Professor David Shepherd, Deputy Vice Chancellor, explains the significance of this result:

“Bangor University staff are clearly collaborating with top research teams across Europe, and conducting work of international relevance and importance.

“Our staff are extremely good at winning these grants, the University’s success rate across all of FP7 was over 30%, while the average success rate for the programme is around 19%. This result alone bears out the fact that the University is involved in high quality proposals and teams up with excellent partner institutions.

He continued: “2014 was the first year of Horizon 2020, the successor European Programme to FP7. Already the University has submitted more proposals than were submitted in the first year of FP7, and these add up to over £15 million. We look forward to continuing our successful engagement with this funding programme, which is of high priority with Welsh and UK governments.

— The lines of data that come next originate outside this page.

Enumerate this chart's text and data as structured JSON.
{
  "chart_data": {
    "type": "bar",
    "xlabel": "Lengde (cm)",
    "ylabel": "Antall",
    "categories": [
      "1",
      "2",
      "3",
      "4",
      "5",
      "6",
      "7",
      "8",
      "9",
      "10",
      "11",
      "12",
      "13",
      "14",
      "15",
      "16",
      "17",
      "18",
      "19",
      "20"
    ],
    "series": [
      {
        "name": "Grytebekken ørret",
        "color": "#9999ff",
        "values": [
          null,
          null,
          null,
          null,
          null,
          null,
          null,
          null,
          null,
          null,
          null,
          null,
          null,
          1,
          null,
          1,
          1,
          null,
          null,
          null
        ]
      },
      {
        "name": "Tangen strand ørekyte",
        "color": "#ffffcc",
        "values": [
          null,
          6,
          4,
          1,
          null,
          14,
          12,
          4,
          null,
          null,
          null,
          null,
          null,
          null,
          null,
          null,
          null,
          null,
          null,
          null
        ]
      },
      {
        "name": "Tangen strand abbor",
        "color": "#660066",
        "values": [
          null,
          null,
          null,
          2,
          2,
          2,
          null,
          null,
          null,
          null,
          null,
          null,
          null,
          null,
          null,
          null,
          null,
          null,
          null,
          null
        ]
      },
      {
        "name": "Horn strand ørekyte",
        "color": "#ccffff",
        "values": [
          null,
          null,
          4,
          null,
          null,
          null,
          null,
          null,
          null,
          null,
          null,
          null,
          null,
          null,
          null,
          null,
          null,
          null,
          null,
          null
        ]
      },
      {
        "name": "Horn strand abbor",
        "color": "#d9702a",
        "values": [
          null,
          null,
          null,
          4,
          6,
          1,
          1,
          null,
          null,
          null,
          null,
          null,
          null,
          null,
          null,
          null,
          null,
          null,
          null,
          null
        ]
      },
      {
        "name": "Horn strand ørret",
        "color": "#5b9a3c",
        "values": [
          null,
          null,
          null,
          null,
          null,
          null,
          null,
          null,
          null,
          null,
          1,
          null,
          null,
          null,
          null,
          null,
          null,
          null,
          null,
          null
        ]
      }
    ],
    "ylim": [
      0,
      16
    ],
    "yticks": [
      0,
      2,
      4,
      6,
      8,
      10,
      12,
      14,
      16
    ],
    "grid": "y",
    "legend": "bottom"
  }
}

“I would like to thank and congratulate all the staff who have worked hard at Bangor University to prepare these collaborative research bids. Our high success rate underlies the excellence and experience that we have among our staff.”

The successful projects include an international project, Fishpoptrace, led by Professor Gary Carvalho at the School of Biological Sciences. The project developed measures to safeguard international fish stocks, by developing new ways of identifying caught fish from ‘fresh’ to ‘fork’, and enabling the authorities charged with enforcement and monitoring of commercial  fisheries to be able to trace caught fish to their location of origin.

Another project from the School of Biological Sciences, MAMBA, was led by Professor Peter Golyshin. The international research and commercial partners involved studied marine microbes to assess the potential for extracting or producing fine chemicals, antioxidants and anti-cancer drugs.

Professor Guillaume Thierry at the School of Psychology won a highly prestigious grant from the European Research Council to bring his research group in a leading position in his field. His research project aimed to understand how the human brain constructs a meaningful representation of the world around us. The interdisciplinary project looked at this question from a developmental point of view in children aged 12 to 36 months, bilingual and monolingual adults presented with verbal and nonverbal information. One aim was to publish a minimum of 14 international standing publications, and, by the end of the project, 47 publications were registered as output.

Professor James Scourse of the School of Ocean Sciences is leading 11 partner organisations in research looking at what the growth rings of sea shells can tell us about historic climate changes. This project is training a group of specialist climate change researchers to PhD level.